Abu Dhabi government-controlled First Gulf Bank (FGB) and National Bank of Abu Dhabi (NBAD) are preparing to launch the first formal phase of staff retrenchment ahead of their merger that will create the biggest banking entity in the Middle East and North African region.

NBAD, the top lender in the emirate by assets, is expected to handover retrenchment notices to C-2 level executive, a term which usually refers to second-tier management including deputy heads of various departments and senior executive vice president-level employees, at the beginning of the week starting 5 February, the sources said, asking not to be identified as the information is not public. FGB, the third biggest lender in the Abu Dhabi, is expected to do the same, they added.

The C-2 level executives have already been interviewed to determine whether they will continue in their roles or would be made redundant. It is not clear how many personnel will be affected from both FGB and NBAD in the initial phase.

“Job cuts will happen in phases. This is the first one and there are several more to come,” said one of the sources.

The number of job losses from the combined workforce of two banks could be anywhere between 1800 and 2000 or could go even higher, depending on the final business strategy of the new entity, the sources added.

“This is a ballpark figure and there has been no change in that guidance,” a second source said.

FGB and NBAD confirmed that a new level of management will be announced in due course to lead the combined bank once the merger is completed at the end of the first quarter of 2017, a spokesman for both banks said in a joint statement, adding that until then, both lenders will continue to operate independently under their current leadership teams.

“No further decisions relating to the organisational structure or the headcount of the combined bank have been confirmed,” the spokesman said. 

In July, the boards of the two banks voted to merge the two financial giants and recommend the deal to respective shareholders, who in December, gave it a nod.

Alex Thursby, who was at the helm of NBAD at the time of merger announcement, quit his role as chief executive in August and Abhijit Choudhury took over as acting CEO, according to a statement by the bank at the time.
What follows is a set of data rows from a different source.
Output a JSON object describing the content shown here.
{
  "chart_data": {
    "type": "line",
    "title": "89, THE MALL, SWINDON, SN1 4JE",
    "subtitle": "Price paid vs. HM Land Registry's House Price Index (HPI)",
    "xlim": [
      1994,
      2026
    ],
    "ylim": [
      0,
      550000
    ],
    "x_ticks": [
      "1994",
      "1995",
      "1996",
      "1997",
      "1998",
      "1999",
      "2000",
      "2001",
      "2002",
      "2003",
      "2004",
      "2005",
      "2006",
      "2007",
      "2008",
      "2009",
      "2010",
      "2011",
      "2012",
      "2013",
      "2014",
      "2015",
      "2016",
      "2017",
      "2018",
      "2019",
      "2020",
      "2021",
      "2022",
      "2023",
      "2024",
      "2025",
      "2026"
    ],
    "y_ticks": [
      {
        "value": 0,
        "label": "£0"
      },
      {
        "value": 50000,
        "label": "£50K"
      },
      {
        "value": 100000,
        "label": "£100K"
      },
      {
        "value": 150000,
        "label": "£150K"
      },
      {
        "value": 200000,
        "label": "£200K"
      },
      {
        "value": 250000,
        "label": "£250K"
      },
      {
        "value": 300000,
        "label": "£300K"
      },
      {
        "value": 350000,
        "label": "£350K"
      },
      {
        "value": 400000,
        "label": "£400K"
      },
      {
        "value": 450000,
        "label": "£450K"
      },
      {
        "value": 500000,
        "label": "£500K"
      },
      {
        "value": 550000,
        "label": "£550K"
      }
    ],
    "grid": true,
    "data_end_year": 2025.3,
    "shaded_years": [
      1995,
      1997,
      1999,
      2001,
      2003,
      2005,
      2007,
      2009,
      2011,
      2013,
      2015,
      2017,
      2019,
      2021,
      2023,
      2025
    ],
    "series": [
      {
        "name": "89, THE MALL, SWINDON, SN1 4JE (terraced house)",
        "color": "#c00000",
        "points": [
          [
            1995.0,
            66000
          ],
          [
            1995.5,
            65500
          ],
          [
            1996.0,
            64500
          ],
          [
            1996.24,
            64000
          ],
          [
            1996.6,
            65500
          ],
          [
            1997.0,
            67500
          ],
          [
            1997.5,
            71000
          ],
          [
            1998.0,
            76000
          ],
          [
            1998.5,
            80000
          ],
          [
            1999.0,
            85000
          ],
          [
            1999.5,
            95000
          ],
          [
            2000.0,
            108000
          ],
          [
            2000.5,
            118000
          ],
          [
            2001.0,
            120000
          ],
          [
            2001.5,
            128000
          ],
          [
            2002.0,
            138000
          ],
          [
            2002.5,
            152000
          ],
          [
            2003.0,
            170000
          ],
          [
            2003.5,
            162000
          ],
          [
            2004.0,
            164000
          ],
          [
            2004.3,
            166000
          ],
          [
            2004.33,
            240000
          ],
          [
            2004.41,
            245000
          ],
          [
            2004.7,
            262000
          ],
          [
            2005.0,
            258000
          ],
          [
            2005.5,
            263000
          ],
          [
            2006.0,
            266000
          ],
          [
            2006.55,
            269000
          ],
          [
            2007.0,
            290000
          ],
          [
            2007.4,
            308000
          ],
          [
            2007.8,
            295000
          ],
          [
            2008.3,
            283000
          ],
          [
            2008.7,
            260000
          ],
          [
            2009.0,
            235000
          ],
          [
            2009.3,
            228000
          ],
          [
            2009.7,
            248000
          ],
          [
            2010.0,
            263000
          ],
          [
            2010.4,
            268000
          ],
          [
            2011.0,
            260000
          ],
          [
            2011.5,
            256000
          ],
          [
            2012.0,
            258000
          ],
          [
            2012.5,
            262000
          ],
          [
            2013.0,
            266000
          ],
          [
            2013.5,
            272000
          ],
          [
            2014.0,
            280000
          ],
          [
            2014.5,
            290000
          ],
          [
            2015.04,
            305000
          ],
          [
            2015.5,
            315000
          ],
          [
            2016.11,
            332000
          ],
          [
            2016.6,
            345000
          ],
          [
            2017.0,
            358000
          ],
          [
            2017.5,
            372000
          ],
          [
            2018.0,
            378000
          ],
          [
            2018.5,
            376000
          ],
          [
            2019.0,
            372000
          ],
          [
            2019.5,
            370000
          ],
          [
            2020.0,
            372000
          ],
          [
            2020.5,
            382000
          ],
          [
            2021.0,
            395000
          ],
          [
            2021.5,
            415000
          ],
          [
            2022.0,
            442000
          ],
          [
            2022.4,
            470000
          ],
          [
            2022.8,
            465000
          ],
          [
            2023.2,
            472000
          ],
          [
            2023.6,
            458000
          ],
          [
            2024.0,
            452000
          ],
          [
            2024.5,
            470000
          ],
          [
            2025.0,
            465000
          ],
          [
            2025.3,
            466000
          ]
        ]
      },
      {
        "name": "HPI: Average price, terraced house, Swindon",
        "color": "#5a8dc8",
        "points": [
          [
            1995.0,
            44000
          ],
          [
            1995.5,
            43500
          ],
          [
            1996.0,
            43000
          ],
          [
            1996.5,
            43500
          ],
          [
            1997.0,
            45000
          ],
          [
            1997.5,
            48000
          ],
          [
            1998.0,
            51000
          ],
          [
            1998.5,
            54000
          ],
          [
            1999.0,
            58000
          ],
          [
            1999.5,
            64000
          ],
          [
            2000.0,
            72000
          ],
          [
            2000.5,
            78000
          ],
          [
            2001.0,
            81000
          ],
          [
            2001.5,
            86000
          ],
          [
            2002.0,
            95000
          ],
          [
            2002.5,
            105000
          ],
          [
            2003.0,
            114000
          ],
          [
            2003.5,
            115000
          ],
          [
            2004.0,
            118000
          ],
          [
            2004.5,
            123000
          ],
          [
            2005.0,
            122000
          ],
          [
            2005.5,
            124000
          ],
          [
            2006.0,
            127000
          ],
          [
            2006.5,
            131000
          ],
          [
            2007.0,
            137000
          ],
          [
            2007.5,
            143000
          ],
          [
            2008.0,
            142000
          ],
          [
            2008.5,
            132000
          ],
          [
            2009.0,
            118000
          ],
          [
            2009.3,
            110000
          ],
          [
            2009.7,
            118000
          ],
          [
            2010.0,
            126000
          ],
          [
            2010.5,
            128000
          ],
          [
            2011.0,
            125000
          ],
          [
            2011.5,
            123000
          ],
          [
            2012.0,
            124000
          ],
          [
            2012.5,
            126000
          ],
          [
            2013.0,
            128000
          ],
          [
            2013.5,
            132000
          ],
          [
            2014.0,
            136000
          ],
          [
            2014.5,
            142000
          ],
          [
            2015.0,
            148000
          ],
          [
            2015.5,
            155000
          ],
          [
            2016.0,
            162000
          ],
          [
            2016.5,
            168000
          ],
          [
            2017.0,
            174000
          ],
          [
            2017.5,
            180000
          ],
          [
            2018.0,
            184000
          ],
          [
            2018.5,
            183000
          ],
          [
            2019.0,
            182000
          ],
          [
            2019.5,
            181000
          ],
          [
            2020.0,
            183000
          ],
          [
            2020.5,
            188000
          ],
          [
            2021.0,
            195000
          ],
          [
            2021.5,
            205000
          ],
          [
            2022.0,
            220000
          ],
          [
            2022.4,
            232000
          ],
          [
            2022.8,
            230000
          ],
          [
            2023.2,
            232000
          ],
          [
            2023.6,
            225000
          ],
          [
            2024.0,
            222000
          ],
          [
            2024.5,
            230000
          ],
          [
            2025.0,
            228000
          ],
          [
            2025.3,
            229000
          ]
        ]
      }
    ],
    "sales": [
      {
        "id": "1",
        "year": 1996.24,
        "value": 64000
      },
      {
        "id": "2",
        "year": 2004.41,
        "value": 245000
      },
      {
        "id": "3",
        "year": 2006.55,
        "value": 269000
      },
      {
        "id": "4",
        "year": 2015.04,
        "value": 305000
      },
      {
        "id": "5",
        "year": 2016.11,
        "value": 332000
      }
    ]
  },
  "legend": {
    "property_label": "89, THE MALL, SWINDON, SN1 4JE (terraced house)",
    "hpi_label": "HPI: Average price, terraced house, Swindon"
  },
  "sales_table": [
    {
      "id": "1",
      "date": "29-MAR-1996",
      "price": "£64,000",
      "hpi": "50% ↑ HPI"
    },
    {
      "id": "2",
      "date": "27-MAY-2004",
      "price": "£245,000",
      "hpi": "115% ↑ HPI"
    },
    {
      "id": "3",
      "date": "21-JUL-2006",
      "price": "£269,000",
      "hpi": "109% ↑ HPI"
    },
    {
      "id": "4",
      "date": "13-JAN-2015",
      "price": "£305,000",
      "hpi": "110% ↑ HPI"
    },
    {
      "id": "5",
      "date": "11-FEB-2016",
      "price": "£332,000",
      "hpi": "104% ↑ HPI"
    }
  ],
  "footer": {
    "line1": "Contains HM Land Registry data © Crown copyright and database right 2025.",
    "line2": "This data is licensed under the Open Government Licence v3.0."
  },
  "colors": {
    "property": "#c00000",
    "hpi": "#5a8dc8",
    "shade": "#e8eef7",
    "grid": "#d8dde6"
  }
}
The bank’s four top managers Abdulla Mohammed Saleh AbdulRaheem, the deputy group chief executive; Qamber al-Mulla, the senior managing director and chief executive of Gulf and international; Saif al-Shehhi, the senior managing director, UAE government and Abdulla al-Otaiba, senior managing director and group head of global retail & commercial operations have also quit the bank, according to reports.

NBAD and FGB in the third week of August released the pro-forma preliminary financial information of the entity, which will be established following their combination. FGB was named as the acquirer of NBAD, despite the latter being bigger in the size in terms of assets, they said in joint statement at the time.

FGB has reported an 11 per cent year-on-year decline in the fourth-quarter 2016 net income to AED1.53bn ($417m). NBAD has overshadowed its acquirers quarterly performance as it reported 28 per increase in fourth-quarter net profit to AED1.32bn.

The deal to combine both lenders, which was previously described as merger of equals, will create a lender with AED665.81bn ($181.27bn) in assets, according to the full-year 2016 financial statements by respective entities.

The transaction is the first major move toward consolidation in many years in a market where about 50 lenders compete for business. In July, the boards of the two banks voted to merge the two financial giants and recommend the deal to respective shareholders.

Two of Abu Dhabi’s largest sovereign investment funds International Petroleum Investment Company (IPIC) and Mubadala Development Company are also in the process of merging.